Sarbanes-Oxley Compliance

The Sarbanes-Oxley Act of 2002 protects investors by improving the accuracy and reliability of corporate disclosures made pursuant to the securities laws. One of the most significant provisions within Sarbanes-Oxley is the criminal and civil penalties that place executive management and the board of directors "in the line of fire." Specifically, under Section 404 of the Sarbanes-Oxley Act, executives need to certify and demonstrate that they have established and are maintaining an adequate internal control structure and procedures for financial reporting.

Objectives to meet Sarbanes-Oxley compliance
Sarbanes-Oxley (SOX) requires a new level of corporate governance and accountability. As a result, the vital role security information and event management (SIEM) plays in establishing and maintaining internal controls has never been greater. Companies must institute log monitoring and vulnerability assessments as a critical part of their IT internal control systems. Both domestic and international publicly-traded companies must comply with Sarbanes-Oxley. If you are a covered entity, you must have methods to maintain audit trails and to log possible altering of electronic records. OpenService has mapped best practices and reports to help organizations comply with audits under Sarbanes-Oxley Section 404.
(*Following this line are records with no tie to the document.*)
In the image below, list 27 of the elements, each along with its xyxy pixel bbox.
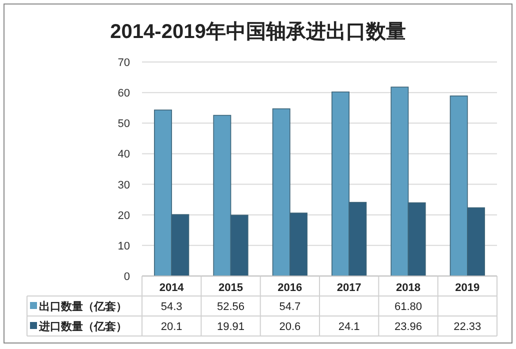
y-tick-label: 30 [118, 179, 130, 192]
data-label: 20.1 [160, 321, 182, 333]
y-tick-label: 60 [118, 88, 130, 100]
y-tick-label: 10 [118, 240, 130, 252]
data-label: 54.3 [160, 301, 182, 313]
data-label: 52.56 [216, 301, 245, 313]
x-tick-label: 2015 [218, 282, 243, 294]
x-tick-label: 2016 [278, 282, 302, 294]
x-tick-label: 2018 [396, 282, 420, 294]
data-label: 22.33 [454, 321, 482, 333]
x-tick-label: 2019 [455, 282, 480, 294]
data-label: 20.6 [279, 321, 301, 333]
y-tick-label: 40 [118, 148, 130, 161]
data-label: 54.7 [279, 301, 301, 313]
legend-label: 出口数量（亿套） [39, 300, 127, 313]
y-tick-label: 20 [118, 210, 130, 222]
y-tick-label: 0 [124, 271, 130, 283]
data-label: 61.80 [394, 301, 422, 313]
x-tick-label: 2014 [159, 282, 185, 294]
data-label: 24.1 [338, 321, 360, 333]
y-tick-label: 50 [118, 118, 130, 130]
x-tick-label: 2017 [336, 282, 362, 294]
chart-title: 2014-2019年中国轴承进出口数量 [110, 21, 406, 43]
data-label: 23.96 [394, 321, 422, 333]
y-tick-label: 70 [118, 57, 130, 69]
data-label: 19.91 [216, 321, 245, 333]
legend-label: 进口数量（亿套） [38, 320, 127, 333]
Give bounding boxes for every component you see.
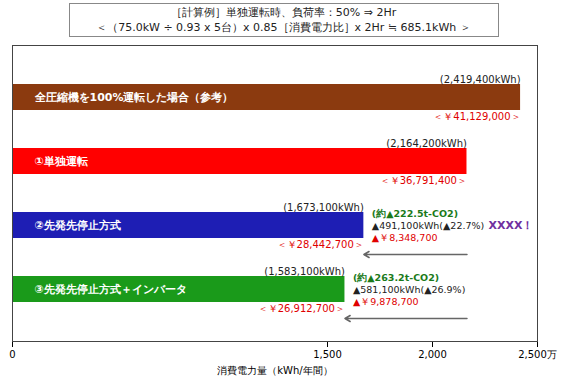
svg-text:＜￥36,791,400＞: ＜￥36,791,400＞	[380, 175, 467, 186]
svg-text:▲￥8,348,700: ▲￥8,348,700	[372, 232, 438, 243]
svg-text:(2,419,400kWh): (2,419,400kWh)	[440, 74, 521, 85]
svg-text:③先発先停止方式＋インバータ: ③先発先停止方式＋インバータ	[35, 283, 187, 296]
svg-text:＜￥28,442,700＞: ＜￥28,442,700＞	[277, 239, 364, 250]
svg-text:▲581,100kWh(▲26.9%): ▲581,100kWh(▲26.9%)	[353, 284, 465, 295]
svg-text:＜￥26,912,700＞: ＜￥26,912,700＞	[258, 303, 345, 314]
svg-text:②先発先停止方式: ②先発先停止方式	[35, 219, 121, 232]
svg-text:①単独運転: ①単独運転	[35, 155, 88, 168]
svg-text:2,000: 2,000	[418, 349, 447, 360]
svg-text:2,500万: 2,500万	[518, 349, 557, 360]
html-text:［計算例］単独運転時、負荷率：50% ⇒ 2Hr: ［計算例］単独運転時、負荷率：50% ⇒ 2Hr	[170, 6, 397, 19]
svg-text:＜￥41,129,000＞: ＜￥41,129,000＞	[433, 111, 520, 122]
svg-text:(1,583,100kWh): (1,583,100kWh)	[264, 266, 345, 277]
svg-text:全圧縮機を100%運転した場合（参考）: 全圧縮機を100%運転した場合（参考）	[34, 91, 234, 104]
svg-text:1,500: 1,500	[313, 349, 342, 360]
svg-text:(2,164,200kWh): (2,164,200kWh)	[386, 138, 467, 149]
svg-text:0: 0	[9, 349, 15, 360]
svg-text:消費電力量（kWh/年間）: 消費電力量（kWh/年間）	[217, 365, 332, 376]
svg-text:(約▲263.2t-CO2): (約▲263.2t-CO2)	[353, 272, 439, 283]
svg-text:▲￥9,878,700: ▲￥9,878,700	[353, 296, 419, 307]
svg-text:▲491,100kWh(▲22.7%): ▲491,100kWh(▲22.7%)	[372, 220, 484, 231]
svg-text:XXXX！: XXXX！	[489, 219, 534, 232]
svg-text:(約▲222.5t-CO2): (約▲222.5t-CO2)	[372, 208, 458, 219]
html-text:＜（75.0kW ÷ 0.93 x 5台）x 0.85［消費: ＜（75.0kW ÷ 0.93 x 5台）x 0.85［消費電力比］x 2Hr …	[96, 21, 471, 34]
svg-text:(1,673,100kWh): (1,673,100kWh)	[283, 202, 364, 213]
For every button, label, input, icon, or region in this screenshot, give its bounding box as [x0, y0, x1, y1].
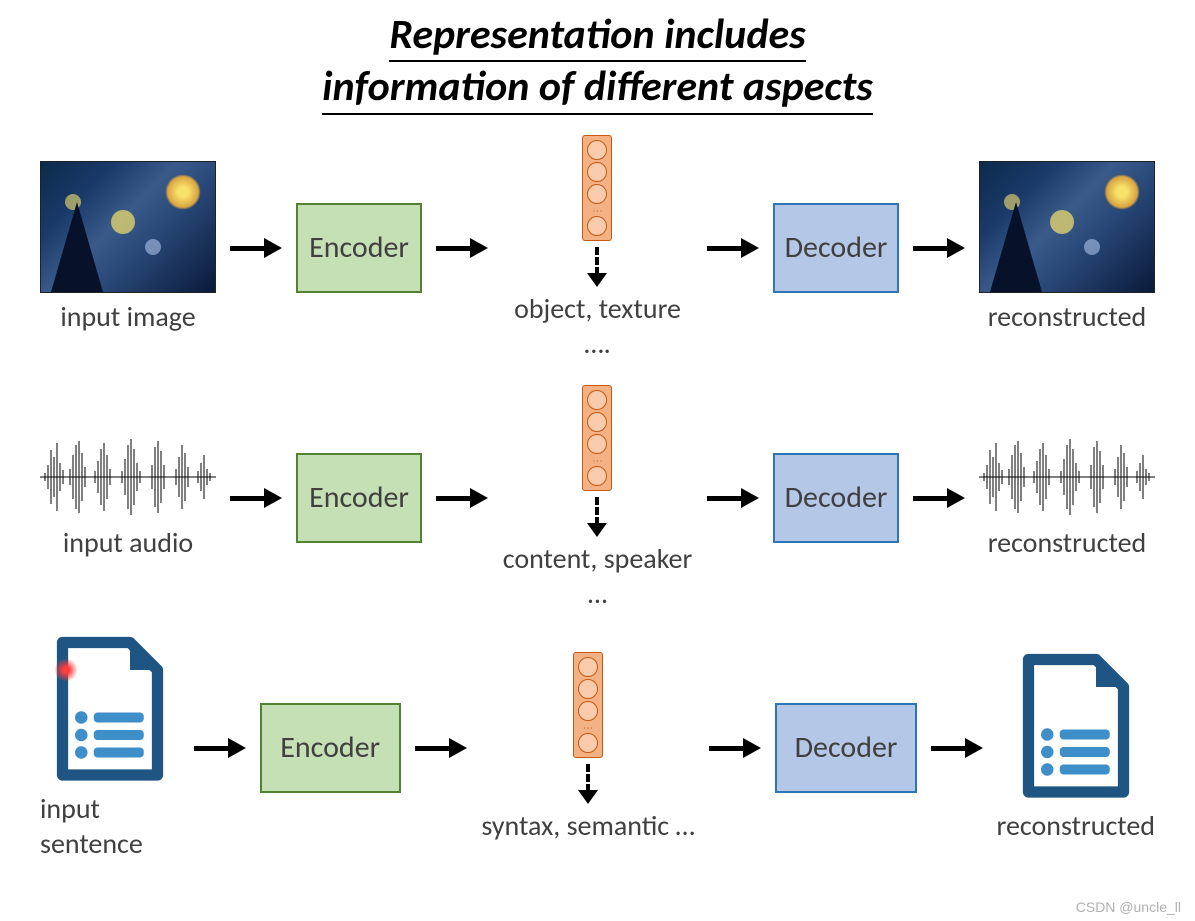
- arrow-icon: [194, 738, 246, 758]
- latent-vector-icon: ⋮: [582, 135, 612, 241]
- red-highlight-icon: [55, 659, 77, 681]
- latent-vector-icon: ⋮: [573, 652, 603, 758]
- arrow-icon: [913, 488, 965, 508]
- pipeline-row-image: input image Encoder ⋮ object, texture ….…: [40, 135, 1155, 361]
- document-icon: [45, 635, 175, 785]
- input-label-image: input image: [60, 299, 195, 334]
- pipeline-row-sentence: input sentence Encoder ⋮ syntax, semanti…: [40, 635, 1155, 861]
- input-label-audio: input audio: [63, 525, 193, 560]
- encoder-box: Encoder: [296, 453, 422, 543]
- decoder-label: Decoder: [795, 729, 898, 766]
- latent-vector-icon: ⋮: [582, 385, 612, 491]
- title-line-2: information of different aspects: [322, 62, 873, 114]
- output-label-image: reconstructed: [988, 299, 1146, 334]
- arrow-icon: [931, 738, 983, 758]
- arrow-icon: [709, 738, 761, 758]
- arrow-down-icon: [578, 764, 598, 804]
- output-col-sentence: reconstructed: [997, 652, 1155, 843]
- arrow-icon: [230, 238, 282, 258]
- output-col-image: reconstructed: [979, 161, 1155, 334]
- encoder-label: Encoder: [309, 229, 409, 266]
- arrow-icon: [436, 488, 488, 508]
- input-label-sentence: input sentence: [40, 791, 180, 861]
- arrow-down-icon: [587, 247, 607, 287]
- output-col-audio: reconstructed: [979, 435, 1155, 560]
- input-col-image: input image: [40, 161, 216, 334]
- decoder-box: Decoder: [775, 703, 916, 793]
- decoder-label: Decoder: [785, 229, 888, 266]
- input-col-audio: input audio: [40, 435, 216, 560]
- watermark-text: CSDN @uncle_ll: [1076, 899, 1181, 915]
- decoder-box: Decoder: [773, 203, 899, 293]
- latent-description: content, speaker …: [502, 541, 693, 611]
- decoder-label: Decoder: [785, 479, 888, 516]
- encoder-label: Encoder: [280, 729, 380, 766]
- starry-night-thumbnail: [40, 161, 216, 293]
- arrow-icon: [230, 488, 282, 508]
- decoder-box: Decoder: [773, 453, 899, 543]
- arrow-icon: [436, 238, 488, 258]
- latent-col: ⋮ syntax, semantic …: [481, 652, 696, 843]
- arrow-icon: [415, 738, 467, 758]
- document-icon: [1011, 652, 1141, 802]
- latent-description: object, texture ….: [502, 291, 693, 361]
- arrow-icon: [913, 238, 965, 258]
- encoder-box: Encoder: [260, 703, 401, 793]
- arrow-icon: [707, 488, 759, 508]
- latent-description: syntax, semantic …: [481, 808, 694, 843]
- encoder-box: Encoder: [296, 203, 422, 293]
- pipeline-row-audio: input audio Encoder ⋮ content, speaker ……: [40, 385, 1155, 611]
- output-label-audio: reconstructed: [988, 525, 1146, 560]
- title-line-1: Representation includes: [389, 10, 805, 62]
- latent-col: ⋮ object, texture ….: [502, 135, 693, 361]
- arrow-down-icon: [587, 497, 607, 537]
- diagram-title: Representation includes information of d…: [40, 10, 1155, 115]
- output-label-sentence: reconstructed: [997, 808, 1155, 843]
- audio-waveform-icon: [979, 435, 1155, 519]
- starry-night-thumbnail: [979, 161, 1155, 293]
- arrow-icon: [707, 238, 759, 258]
- audio-waveform-icon: [40, 435, 216, 519]
- input-col-sentence: input sentence: [40, 635, 180, 861]
- latent-col: ⋮ content, speaker …: [502, 385, 693, 611]
- encoder-label: Encoder: [309, 479, 409, 516]
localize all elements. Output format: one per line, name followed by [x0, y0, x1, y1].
To address the requirements of section 404, companies must be able to address the following objectives:

	Access Control monitors attempts to access the company’s financial reporting system or the data that feeds the system.
	Configuration Control monitors the configuration, policies, and software installed on systems covered by Sarbanes-Oxley and all systems connected to that system.
	Malicious Software Detection capabilities collect and report malicious activities caused by viruses or other malicious code from a wide variety of sources with centralized analysis.
	Policy Enforcement verifies that all users are complying with regulations to reduce the chance of accidental exposure of sensitive information.
	User Monitoring and Management creates a complete audit of the activities of non-employees with access to private data and takes steps to minimize the risk from compromised accounts.
	Environment & Transmission Security involves the ongoing monitoring of the environment to ensure that security threats are detected and corrected as quickly as possible through proactive measure such as VA scans.

To achieve and maintain compliance in those areas, companies must use the following product capabilities provided by the OpenService solution InfoCenter:

	Collect data in a non-filtered fashion that is preserved in an efficient and protected manner using Security Log Manager, a component of InfoCenter.
	Efficiently generate the summary and detailed reports spanning the data-retention periods mandated by Sarbanes-Oxley using the reporting component of InfoCenter.
	Forensic Analysis of systems’ correct policies and system settings to provide a debug-level view of all changes and the effect they have on the environment using InfoCenter correlations.
	Establish Incident Management capabilities for close monitoring and correction of violations to make sure they are recorded, escalated, and corrected in a timely and through manner using the alert monitoring capabilities of InfoCenter.

These functions ensure that the administrative, physical, and technical control demanded by SOX regulations are maintained. OpenService solutions address all of the technical standards required.